After picking up the middle-aged couple from Bournemouth Airport, where they had just returned from holiday, Simon drove them to their home in the Jumpers area of the town.
But as he pulled up outside the address the man, who had complained of feeling unwell following the flight, suddenly went into a shaking fit, frothing at the mouth, and stopped breathing.

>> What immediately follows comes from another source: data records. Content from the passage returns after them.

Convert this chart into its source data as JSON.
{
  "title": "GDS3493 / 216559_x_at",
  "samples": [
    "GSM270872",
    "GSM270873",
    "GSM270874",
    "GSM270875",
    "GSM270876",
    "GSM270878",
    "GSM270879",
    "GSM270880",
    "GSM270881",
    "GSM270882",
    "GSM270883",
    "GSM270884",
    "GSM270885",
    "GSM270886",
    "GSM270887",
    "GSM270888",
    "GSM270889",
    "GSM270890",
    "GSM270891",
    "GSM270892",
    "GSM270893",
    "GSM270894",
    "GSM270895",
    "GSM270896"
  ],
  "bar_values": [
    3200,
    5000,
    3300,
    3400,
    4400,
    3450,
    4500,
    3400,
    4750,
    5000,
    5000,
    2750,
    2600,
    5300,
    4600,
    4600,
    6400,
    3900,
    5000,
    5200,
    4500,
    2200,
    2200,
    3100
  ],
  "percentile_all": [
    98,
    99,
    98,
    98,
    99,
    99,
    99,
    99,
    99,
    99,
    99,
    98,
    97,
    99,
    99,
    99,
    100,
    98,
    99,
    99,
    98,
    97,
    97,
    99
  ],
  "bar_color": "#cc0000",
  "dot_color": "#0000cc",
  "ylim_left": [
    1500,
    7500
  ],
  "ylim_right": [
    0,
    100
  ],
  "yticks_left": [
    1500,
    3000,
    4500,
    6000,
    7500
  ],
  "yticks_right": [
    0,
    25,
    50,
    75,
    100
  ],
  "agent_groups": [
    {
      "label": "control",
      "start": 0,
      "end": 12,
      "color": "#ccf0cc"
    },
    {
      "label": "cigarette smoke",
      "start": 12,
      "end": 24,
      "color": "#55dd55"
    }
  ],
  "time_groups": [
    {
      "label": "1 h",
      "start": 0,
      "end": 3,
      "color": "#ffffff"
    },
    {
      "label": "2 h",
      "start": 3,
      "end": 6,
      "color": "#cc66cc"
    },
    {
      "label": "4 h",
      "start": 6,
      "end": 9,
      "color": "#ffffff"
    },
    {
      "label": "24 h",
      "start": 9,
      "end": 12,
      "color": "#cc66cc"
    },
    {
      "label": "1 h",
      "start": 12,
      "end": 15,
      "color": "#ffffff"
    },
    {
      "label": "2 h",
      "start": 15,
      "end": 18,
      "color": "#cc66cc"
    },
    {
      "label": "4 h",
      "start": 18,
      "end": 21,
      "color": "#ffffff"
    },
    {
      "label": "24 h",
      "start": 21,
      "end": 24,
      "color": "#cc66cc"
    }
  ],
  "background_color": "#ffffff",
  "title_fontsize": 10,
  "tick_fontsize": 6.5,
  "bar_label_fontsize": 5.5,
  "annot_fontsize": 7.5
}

Realising it was a life and death situation and there was no time to call an ambulance, Simon turned his taxi around and headed at high speed for the Royal Bournemouth Hospital.
While the man's wife worked to revive her stricken husband in the back seat with mouth to mouth and chest compressions, Simon used his hands-free phone to alert emergency medical teams who were standing by ready to give life-saving treatment as soon as Simon arrived.
"I must have got there in four or five minutes; the adrenaline was really flowing," said Simon who later rang police to avoid copping a ticket for speeding and jumping a red light in Castle Lane.
The drama unfolded on the night of Friday the 13th but thanks to Simon's quick thinking and the medical expertise of hospital staff the patient had a lucky escape and has since made a full recovery.
"He has sent me a card inviting me round for a drink to say thank you," said Simon who is an owner-driver with the Chritax taxi syndicate.
Simon, 43, spent several years working on cruise ships before becoming a taxi driver four years ago.
He said: "Nothing like this has happened to me before.
"I have had passengers pass out in the back but that is normally alcohol-induced."
Simon is also a founder and director of a Home-safely initiative launched by local taxi drivers to provide emergency transport for stranded youngsters.